The ideal picture would include smart electricity meters that could turn on the refrigerator or the dishwasher whenever energy abounds (for example because of abundant sunshine), and is therefore cheap. As opposed to the classical top-down grid, the decentralised grid receives energy from different sources like solar panels and hydropower plants. Surplus electricity could also be extracted from electric cars. This way of meeting energy needs is miles apart from the current inflexible and static system, in which nuclear energy usually delivers the base load to avoid supply interruptions. The disadvantage of atomic power stations is that they cannot be brought into action in a flexible way: it would be too expensive to switch them on and off. Therefore, nowadays, sets of wind turbines are halted as soon as there is an oversupply of electricity, while polluting coal power stations need to keep on running. Such policy would not be very energy-conscious.

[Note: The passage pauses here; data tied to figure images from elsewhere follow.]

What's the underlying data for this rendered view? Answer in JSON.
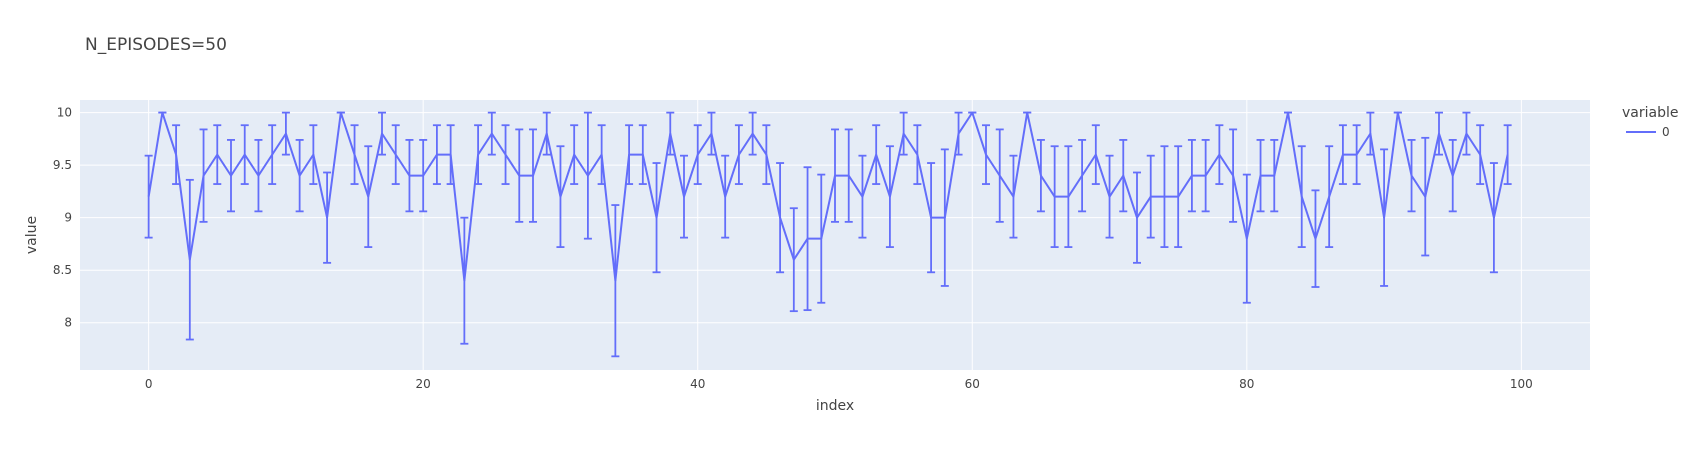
{
  "chart_data": {
    "type": "line",
    "title": "N_EPISODES=50",
    "xlabel": "index",
    "ylabel": "value",
    "legend": {
      "title": "variable",
      "placement": "top-right outside"
    },
    "xlim": [
      -5,
      105
    ],
    "ylim": [
      7.55,
      10.12
    ],
    "x_ticks": [
      0,
      20,
      40,
      60,
      80,
      100
    ],
    "y_ticks": [
      8,
      8.5,
      9,
      9.5,
      10
    ],
    "y_tick_labels": [
      "8",
      "8.5",
      "9",
      "9.5",
      "10"
    ],
    "grid": true,
    "colors": {
      "plot_bg": "#E5ECF6",
      "grid": "#FFFFFF",
      "series": "#636EFA"
    },
    "series": [
      {
        "name": "0",
        "x": [
          0,
          1,
          2,
          3,
          4,
          5,
          6,
          7,
          8,
          9,
          10,
          11,
          12,
          13,
          14,
          15,
          16,
          17,
          18,
          19,
          20,
          21,
          22,
          23,
          24,
          25,
          26,
          27,
          28,
          29,
          30,
          31,
          32,
          33,
          34,
          35,
          36,
          37,
          38,
          39,
          40,
          41,
          42,
          43,
          44,
          45,
          46,
          47,
          48,
          49,
          50,
          51,
          52,
          53,
          54,
          55,
          56,
          57,
          58,
          59,
          60,
          61,
          62,
          63,
          64,
          65,
          66,
          67,
          68,
          69,
          70,
          71,
          72,
          73,
          74,
          75,
          76,
          77,
          78,
          79,
          80,
          81,
          82,
          83,
          84,
          85,
          86,
          87,
          88,
          89,
          90,
          91,
          92,
          93,
          94,
          95,
          96,
          97,
          98,
          99
        ],
        "values": [
          9.2,
          10.0,
          9.6,
          8.6,
          9.4,
          9.6,
          9.4,
          9.6,
          9.4,
          9.6,
          9.8,
          9.4,
          9.6,
          9.0,
          10.0,
          9.6,
          9.2,
          9.8,
          9.6,
          9.4,
          9.4,
          9.6,
          9.6,
          8.4,
          9.6,
          9.8,
          9.6,
          9.4,
          9.4,
          9.8,
          9.2,
          9.6,
          9.4,
          9.6,
          8.4,
          9.6,
          9.6,
          9.0,
          9.8,
          9.2,
          9.6,
          9.8,
          9.2,
          9.6,
          9.8,
          9.6,
          9.0,
          8.6,
          8.8,
          8.8,
          9.4,
          9.4,
          9.2,
          9.6,
          9.2,
          9.8,
          9.6,
          9.0,
          9.0,
          9.8,
          10.0,
          9.6,
          9.4,
          9.2,
          10.0,
          9.4,
          9.2,
          9.2,
          9.4,
          9.6,
          9.2,
          9.4,
          9.0,
          9.2,
          9.2,
          9.2,
          9.4,
          9.4,
          9.6,
          9.4,
          8.8,
          9.4,
          9.4,
          10.0,
          9.2,
          8.8,
          9.2,
          9.6,
          9.6,
          9.8,
          9.0,
          10.0,
          9.4,
          9.2,
          9.8,
          9.4,
          9.8,
          9.6,
          9.0,
          9.6
        ],
        "errors": [
          0.39,
          0.0,
          0.28,
          0.76,
          0.44,
          0.28,
          0.34,
          0.28,
          0.34,
          0.28,
          0.2,
          0.34,
          0.28,
          0.43,
          0.0,
          0.28,
          0.48,
          0.2,
          0.28,
          0.34,
          0.34,
          0.28,
          0.28,
          0.6,
          0.28,
          0.2,
          0.28,
          0.44,
          0.44,
          0.2,
          0.48,
          0.28,
          0.6,
          0.28,
          0.72,
          0.28,
          0.28,
          0.52,
          0.2,
          0.39,
          0.28,
          0.2,
          0.39,
          0.28,
          0.2,
          0.28,
          0.52,
          0.49,
          0.68,
          0.61,
          0.44,
          0.44,
          0.39,
          0.28,
          0.48,
          0.2,
          0.28,
          0.52,
          0.65,
          0.2,
          0.0,
          0.28,
          0.44,
          0.39,
          0.0,
          0.34,
          0.48,
          0.48,
          0.34,
          0.28,
          0.39,
          0.34,
          0.43,
          0.39,
          0.48,
          0.48,
          0.34,
          0.34,
          0.28,
          0.44,
          0.61,
          0.34,
          0.34,
          0.0,
          0.48,
          0.46,
          0.48,
          0.28,
          0.28,
          0.2,
          0.65,
          0.0,
          0.34,
          0.56,
          0.2,
          0.34,
          0.2,
          0.28,
          0.52,
          0.28
        ]
      }
    ]
  }
}
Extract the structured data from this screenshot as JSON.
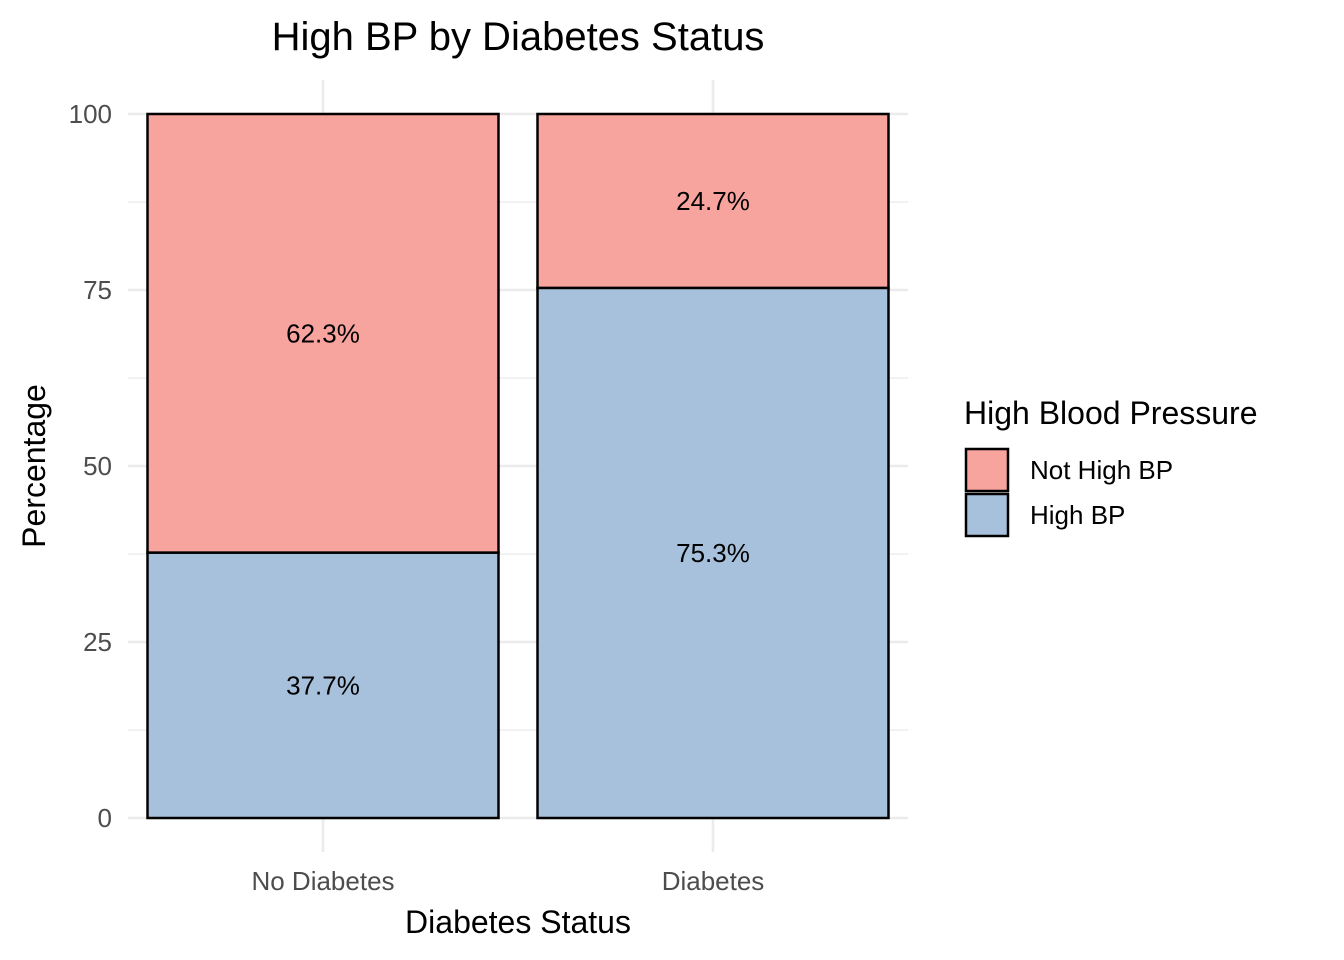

Only when every member state has managed to develop its national smart grid, we can start thinking about a European super grid, connecting offshore sets of wind turbines in Northern Europe with solar power parks in Southern Europe and North Africa, an idea of the Friends of the Supergrid. To put it mildly, the adaptations to the current high-tension networks will be substantial. Current distributors will have to develop a cross-border pattern of thought. HVDC (High Voltage Direct Current) transmission networks and distribution generators need to be linked up and new software will have to be installed. All this involves staggering costs. The Desertec project alone, which will put up numerous mirrors in the North African desert, costs around 400 billion euros and requires an unprecedented interregional cooperation between Europe, North Africa and the Arab world. Expectations are that the electricity invoices of the consumers will soon face an upward trend.